Barolo, Barbaresco, and Nebbiolo were greatly appreciated locally in Piedmont. But they were still considered esoteric wines in markets like Milan and Rome where Super Tuscans had firmly planted themselves as Italy’s best wines. In the U.S., people were just beginning to drink Brunello. And no one had ever even heard of Barolo.
But that all began to change in the early 1990s when a wave of American importers began to arrive. One in particular had a vision for the future. His thinking was simple: If Barolo producers began to make wines that were more “American” in style, in other words, more approachable and with “bigger” fruit flavors and hints of new oak, they would sell more wine in the U.S. where interest in fine wine was ramping up. Fine wines from France and Napa Valley were already becoming prohibitively expensive for American wines collectors. Italian wine was the sweet spot, he thought. And he was right. As Langa winemaker began to use more new barriques and employ more advanced technology in their cellars (like roto-fermenters, spinning cones, and reverse osmosis), they “beefed” up their wines with more extraction, more concentration, more oakiness, and more alcohol — the way Americans liked their own wines.
The new wave of Nebbiolo swiftly transformed the fine wine landscape in the U.S. And by the end of the decade, the new “modern” Barolo was firmly established as one of the most in-demand wines in the world.
But then came the financial crisis at the end of the 2000s, putting the brakes on Barolo’s steady climb in terms of sales and visibility.
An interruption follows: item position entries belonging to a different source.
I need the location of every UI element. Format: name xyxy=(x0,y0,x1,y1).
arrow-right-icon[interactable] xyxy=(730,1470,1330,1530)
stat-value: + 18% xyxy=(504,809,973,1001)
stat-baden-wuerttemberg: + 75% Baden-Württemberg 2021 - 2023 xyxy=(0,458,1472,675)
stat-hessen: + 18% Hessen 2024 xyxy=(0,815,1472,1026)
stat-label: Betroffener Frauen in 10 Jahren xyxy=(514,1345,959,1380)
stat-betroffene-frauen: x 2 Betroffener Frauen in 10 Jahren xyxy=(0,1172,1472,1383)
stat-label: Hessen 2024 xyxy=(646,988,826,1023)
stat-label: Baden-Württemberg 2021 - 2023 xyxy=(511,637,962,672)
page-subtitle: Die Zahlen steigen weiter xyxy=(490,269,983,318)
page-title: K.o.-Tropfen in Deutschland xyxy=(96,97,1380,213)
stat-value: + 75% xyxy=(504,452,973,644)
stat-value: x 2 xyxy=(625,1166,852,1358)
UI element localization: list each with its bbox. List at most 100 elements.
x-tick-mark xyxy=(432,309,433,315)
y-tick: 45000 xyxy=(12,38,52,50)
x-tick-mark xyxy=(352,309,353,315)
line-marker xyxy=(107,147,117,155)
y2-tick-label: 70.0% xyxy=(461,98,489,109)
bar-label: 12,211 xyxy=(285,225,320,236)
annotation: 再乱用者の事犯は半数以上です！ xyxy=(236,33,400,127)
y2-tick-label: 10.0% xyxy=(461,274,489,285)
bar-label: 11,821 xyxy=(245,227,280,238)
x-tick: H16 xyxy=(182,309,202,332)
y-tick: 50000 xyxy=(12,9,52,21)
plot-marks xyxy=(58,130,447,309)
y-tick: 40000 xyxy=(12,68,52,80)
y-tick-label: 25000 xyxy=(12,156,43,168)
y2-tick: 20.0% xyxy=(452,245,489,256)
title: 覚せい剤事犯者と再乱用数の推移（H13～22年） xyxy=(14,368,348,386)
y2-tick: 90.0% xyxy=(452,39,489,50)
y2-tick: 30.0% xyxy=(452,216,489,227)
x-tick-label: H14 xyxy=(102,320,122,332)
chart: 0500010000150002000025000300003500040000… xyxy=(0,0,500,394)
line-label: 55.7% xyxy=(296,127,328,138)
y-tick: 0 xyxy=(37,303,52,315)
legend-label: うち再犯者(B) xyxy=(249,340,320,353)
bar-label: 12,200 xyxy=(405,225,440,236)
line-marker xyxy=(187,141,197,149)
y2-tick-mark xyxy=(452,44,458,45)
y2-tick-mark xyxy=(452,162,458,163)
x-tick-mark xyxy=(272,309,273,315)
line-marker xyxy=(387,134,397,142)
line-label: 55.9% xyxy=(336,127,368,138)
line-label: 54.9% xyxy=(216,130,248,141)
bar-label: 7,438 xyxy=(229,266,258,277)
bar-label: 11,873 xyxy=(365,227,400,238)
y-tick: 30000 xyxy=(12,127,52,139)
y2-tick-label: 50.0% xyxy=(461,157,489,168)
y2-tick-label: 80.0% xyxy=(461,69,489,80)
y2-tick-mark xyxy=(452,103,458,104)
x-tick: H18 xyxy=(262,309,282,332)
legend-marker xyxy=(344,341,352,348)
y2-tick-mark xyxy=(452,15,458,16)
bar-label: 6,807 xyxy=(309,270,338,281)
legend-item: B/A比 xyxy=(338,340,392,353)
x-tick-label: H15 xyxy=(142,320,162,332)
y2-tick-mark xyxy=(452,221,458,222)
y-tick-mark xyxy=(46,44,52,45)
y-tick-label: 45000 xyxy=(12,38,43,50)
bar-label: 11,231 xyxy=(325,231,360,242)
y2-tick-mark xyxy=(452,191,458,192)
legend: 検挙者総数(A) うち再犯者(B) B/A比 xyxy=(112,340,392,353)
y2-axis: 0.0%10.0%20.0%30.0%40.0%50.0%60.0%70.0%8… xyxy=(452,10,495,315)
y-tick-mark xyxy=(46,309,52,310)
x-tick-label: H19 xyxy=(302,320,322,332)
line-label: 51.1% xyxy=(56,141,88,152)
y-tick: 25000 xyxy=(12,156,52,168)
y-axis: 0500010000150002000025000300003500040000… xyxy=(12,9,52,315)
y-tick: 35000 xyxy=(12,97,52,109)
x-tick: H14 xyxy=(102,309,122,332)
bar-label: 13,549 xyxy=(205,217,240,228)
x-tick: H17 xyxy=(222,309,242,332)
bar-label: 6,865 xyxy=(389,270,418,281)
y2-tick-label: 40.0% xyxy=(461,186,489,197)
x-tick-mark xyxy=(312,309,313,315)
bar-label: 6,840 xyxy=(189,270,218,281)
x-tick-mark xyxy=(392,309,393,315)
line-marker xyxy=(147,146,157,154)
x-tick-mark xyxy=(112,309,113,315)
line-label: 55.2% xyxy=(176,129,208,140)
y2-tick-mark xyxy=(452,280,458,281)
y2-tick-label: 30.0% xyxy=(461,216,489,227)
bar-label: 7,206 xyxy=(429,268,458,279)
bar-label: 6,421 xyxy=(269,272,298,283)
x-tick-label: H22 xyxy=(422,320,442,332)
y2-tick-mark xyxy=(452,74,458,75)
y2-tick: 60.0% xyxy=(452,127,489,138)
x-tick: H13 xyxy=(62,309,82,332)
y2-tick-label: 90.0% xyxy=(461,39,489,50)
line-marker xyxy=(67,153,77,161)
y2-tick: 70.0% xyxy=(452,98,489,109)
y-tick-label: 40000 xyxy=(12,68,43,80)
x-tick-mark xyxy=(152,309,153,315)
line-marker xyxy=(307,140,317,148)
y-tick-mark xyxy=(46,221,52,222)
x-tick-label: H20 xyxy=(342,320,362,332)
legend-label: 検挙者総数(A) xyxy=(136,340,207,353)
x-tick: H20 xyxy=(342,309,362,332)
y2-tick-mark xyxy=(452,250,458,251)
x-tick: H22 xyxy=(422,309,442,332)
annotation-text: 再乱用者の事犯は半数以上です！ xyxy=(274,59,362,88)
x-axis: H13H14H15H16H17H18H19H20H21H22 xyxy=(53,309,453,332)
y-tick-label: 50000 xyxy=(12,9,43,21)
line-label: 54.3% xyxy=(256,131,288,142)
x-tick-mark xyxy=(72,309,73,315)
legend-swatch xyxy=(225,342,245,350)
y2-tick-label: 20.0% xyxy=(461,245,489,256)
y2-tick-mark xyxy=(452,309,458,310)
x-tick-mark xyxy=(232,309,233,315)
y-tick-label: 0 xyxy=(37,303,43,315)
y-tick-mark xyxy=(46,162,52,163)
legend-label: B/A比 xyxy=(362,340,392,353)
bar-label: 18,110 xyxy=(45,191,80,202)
In Italy, young people were especially affected by the belt-tightening fallout. Many laid-off 20-something winery workers went back to work on their family farms, including grape growers. And many new college graduates, unable to find work in their desired fields, also returned home to the family farm.
Wine sales were flagging in the U.S. at this point. And most of the young people who decided to take up grape-farming and winemaking wanted to make wines that were more reflective of place, of tradition, of terroir.
By the time a winemaker like Andrea Farinetti finished enology school and was tasked with managing his father’s Borgogno estate, one of Barolo’s historic wineries, in the late 2000s, he decided to “get back to the roots” of traditional Barolo production.
During our Instagram live story with him the other day when we asked him “what’s new” at Borgogno, he didn’t miss a beat before responding, “everything that’s new is old”.
He stopped fermenting in stainless steel, for example, and using the old-style cement tanks for fermentation. And he’s reintroduced classic submerged cap vinification with extended maceration times among many other techniques that were widely used in the time before modernity arrived in Langa.
The resulting wines remind locals of the way they were before the big shift toward the modern in the 1980s. And they’ve also found a robust following in the U.S. where younger wine lovers are coming of age. Their interest in authenticity and tradition have helped to make the new “new wave” of Barolo, like the wines that Andrea makes, an unbridled success.